# SunRacer



## TheFizzer (Jun 27, 2008)

I just traded a guy one of my bikes for this one last night.  The headbadge says Sun Racer Chicago.  Does anyone have any info. on the bike?


----------



## Langsmer (Jun 29, 2008)

It looks like the tank is quite a bit newer then the rest of the bike for one thing. That paint will really clean up nice!


----------



## RMS37 (Jun 29, 2008)

I think you have a post-war Murray (like J.C. Higgins) tank mounted on a pre-war Snyder (like Rollfast) frame.

Phil


----------



## MattK (Jun 22, 2009)

I have some pics of a SunRacer too.  It was my father in-law's bike.  Best I can figure, he got it in the late 30's new.  The head badge also reads H.S.B. & Co. Chicago.  The Hibbard, Spencer, Bartlett and Co. of Chicago were sporting goods dealers from 1855 to the 1960's.  I'm still trying to determine who manufactered the bikes they sold.  Any guesses?


----------



## Strings-n-Spokes (Jun 22, 2009)

I thought that Sun Racer was made by Manton & Smith.


----------



## Classicriders (Jun 22, 2009)

It's a Hibbard (H.S.B.).  H.P. Snyder manufactured Hibbard bicycles for Hibbard Spencer Bartlett, which was a sporting goods retailer, as stated above.
Here is the ebay item number for a great book that has your bike in it.
 250448916293


----------



## militarymonark (Jun 22, 2009)

I have that chainring but i can't remember what I pulled it off of


----------



## MattK (Jun 22, 2009)

I looked at some other bikes and it appears that the 1939 Hawthorm Comet is a very close match to the HSB Sun Racer.  Frame shape, headlight, rack bars, chainguard are similar.  Some other bikes share similarities, but not as many.


----------



## morton (Jun 23, 2009)

*One I wish I hadn't sold!*

Had this Sun Racer about 2 years ago....Believe it was all original.


----------



## bikeriderx (Jun 23, 2009)

morton said:


> Had this Sun Racer about 2 years ago....Believe it was all original.




Oooohhh!~Sick!:eek:


----------



## emmy (Feb 20, 2010)

*women's Sun Racer*

I just bought this bike off Craig's List...I'm ecstatic, I've always wanted one of them. 

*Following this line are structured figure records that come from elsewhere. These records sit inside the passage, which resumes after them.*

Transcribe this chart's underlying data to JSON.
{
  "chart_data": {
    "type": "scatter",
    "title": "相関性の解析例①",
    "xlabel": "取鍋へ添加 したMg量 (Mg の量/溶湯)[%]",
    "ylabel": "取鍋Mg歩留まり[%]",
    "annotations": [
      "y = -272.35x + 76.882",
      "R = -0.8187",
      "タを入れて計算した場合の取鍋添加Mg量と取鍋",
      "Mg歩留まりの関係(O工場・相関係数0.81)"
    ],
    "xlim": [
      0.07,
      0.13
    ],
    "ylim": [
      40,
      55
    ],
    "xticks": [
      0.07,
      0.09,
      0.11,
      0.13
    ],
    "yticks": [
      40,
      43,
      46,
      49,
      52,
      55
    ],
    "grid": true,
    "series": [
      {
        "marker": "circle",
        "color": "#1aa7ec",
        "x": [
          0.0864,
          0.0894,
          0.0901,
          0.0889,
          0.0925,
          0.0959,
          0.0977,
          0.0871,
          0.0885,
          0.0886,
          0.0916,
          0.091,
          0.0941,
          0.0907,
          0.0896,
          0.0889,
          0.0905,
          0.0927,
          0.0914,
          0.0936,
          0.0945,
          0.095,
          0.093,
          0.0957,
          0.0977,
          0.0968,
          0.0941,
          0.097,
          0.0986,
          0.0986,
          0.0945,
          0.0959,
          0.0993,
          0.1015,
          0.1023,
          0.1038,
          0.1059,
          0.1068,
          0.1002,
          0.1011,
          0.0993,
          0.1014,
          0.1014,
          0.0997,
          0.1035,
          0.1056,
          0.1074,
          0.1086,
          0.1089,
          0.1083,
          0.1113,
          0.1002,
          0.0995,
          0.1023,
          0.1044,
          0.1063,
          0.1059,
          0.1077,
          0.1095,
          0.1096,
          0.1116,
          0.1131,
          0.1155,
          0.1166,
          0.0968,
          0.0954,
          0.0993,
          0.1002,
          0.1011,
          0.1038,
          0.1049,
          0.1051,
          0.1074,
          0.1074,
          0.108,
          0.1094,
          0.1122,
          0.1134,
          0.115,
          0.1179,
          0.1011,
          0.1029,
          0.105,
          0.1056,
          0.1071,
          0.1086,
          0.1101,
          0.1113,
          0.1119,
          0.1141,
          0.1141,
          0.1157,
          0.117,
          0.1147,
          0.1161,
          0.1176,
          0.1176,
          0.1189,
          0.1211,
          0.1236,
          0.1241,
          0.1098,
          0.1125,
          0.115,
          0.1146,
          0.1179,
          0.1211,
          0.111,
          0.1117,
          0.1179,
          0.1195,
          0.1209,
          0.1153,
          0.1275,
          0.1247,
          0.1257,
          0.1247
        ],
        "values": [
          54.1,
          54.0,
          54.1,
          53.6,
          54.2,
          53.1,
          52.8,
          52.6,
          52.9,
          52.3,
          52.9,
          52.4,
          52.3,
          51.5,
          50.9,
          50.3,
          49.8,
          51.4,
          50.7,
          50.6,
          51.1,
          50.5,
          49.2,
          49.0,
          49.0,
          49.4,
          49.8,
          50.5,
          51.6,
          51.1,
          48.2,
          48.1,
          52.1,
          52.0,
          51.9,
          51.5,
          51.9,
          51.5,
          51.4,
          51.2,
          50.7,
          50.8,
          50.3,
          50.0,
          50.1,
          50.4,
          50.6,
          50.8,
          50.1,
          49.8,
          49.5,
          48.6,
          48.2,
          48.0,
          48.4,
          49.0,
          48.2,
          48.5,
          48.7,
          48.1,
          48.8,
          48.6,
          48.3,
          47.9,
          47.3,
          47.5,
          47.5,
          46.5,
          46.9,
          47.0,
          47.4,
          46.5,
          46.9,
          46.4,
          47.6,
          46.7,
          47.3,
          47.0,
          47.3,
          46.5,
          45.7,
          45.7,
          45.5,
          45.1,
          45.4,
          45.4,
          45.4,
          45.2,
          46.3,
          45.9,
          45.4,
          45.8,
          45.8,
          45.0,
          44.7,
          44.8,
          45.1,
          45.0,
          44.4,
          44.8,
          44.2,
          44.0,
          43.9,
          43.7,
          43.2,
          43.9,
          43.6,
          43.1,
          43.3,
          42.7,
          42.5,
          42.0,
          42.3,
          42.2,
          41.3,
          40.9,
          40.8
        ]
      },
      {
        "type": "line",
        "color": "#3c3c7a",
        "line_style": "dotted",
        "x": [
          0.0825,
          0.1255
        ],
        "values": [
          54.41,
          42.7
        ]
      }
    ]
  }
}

Does anyone know what the original color options were? I'd like to bring it back to it's original glory.
Thanks!


----------



## Golite4 (Oct 31, 2015)

Found this Sun Racer wondering if I should buy it for a single speed Klunker.  Trying to find information on it.


----------



## juanitasmith13 (Nov 1, 2015)

MattK said:


> I have some pics of a SunRacer too.  It was my father in-law's bike.  Best I can figure, he got it in the late 30's new.  The head badge also reads H.S.B. & Co. Chicago.  The Hibbard, Spencer, Bartlett and Co. of Chicago were sporting goods dealers from 1855 to the 1960's.  I'm still trying to determine who manufactered the bikes they sold.  Any guesses?




As the man says... the headbadge I.D.'s the manufacture. I gave a friend a badge exactly like this last week; after, he saw one on e-bay for $95.00... the e-bay one was a 10 on a 1-10 scale. 'Google' the H.S.B. & Co., Chicago, and you will find their bicycle history. pappy


----------



## juanitasmith13 (Nov 1, 2015)

I error: manufacturer wrong/ seller correct. Juat so you know... Hibbard Spencer Bartlett & Co. of Chicago, IL. later became True Value Hardware Co. The bicycles sold by H.S.B. & Co. where built by H.P.Snyder.


----------



## Shawn Michael (Nov 4, 2015)

It has potential. The tank looks like it is from a JC Higgins. If you decide to sell the tank let me know. -Shawn


----------